Government Mandates Fee Cut, Operators Protest Lack of Consultation
India's Airports Economic Regulatory Authority (AERA) has mandated a 25% cut in landing and parking fees for domestic flights at major airports, effective for three months. Airport operators are protesting this move, arguing the abrupt change, implemented without prior consultation, jeopardizes the regulatory stability built over 16 years.
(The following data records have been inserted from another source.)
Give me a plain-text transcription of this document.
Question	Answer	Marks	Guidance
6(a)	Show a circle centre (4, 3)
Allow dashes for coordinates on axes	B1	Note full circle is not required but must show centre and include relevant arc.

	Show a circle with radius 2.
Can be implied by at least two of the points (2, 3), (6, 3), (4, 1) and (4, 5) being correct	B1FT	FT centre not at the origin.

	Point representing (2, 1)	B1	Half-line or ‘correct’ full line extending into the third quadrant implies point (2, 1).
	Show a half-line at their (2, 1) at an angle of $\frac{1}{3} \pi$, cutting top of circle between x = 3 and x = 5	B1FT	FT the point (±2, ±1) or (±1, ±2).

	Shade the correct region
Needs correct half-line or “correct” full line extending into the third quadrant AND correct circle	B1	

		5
Operators Cite Cash Flow Woes and Debt Repayment Fears
Operators warn that the 25% fee reduction will severely affect immediate cash flows and the ability to repay debts. They highlight that essential airport operating costs—covering infrastructure, service, and safety—are fixed and cannot be reduced. Compounding the problem, lost revenue from non-aeronautical sources cannot be recovered. This mismatch between reduced income and ongoing expenses puts financial stability and debt repayment at risk.
Operators Propose Waivers, Tax Cuts, and Fee Adjustments
The Airport Operators Association of India (APAO) has proposed several solutions in a letter to MoCA. They are asking the Airports Authority of India (AAI) to defer revenue share or per-passenger fees equivalent to the charge cut, without interest or penalties. The association also suggests increasing User Development Fees (UDF) for international passengers to offset losses and ensure future tariffs account for shortfalls. Additionally, operators are urging a reduction in Value Added Tax (VAT) on Aviation Turbine Fuel (ATF) to 5% or less, seeking cooperation from state governments. Maintaining financial health is crucial, operators emphasized, to support vital infrastructure projects largely financed by public sector banks.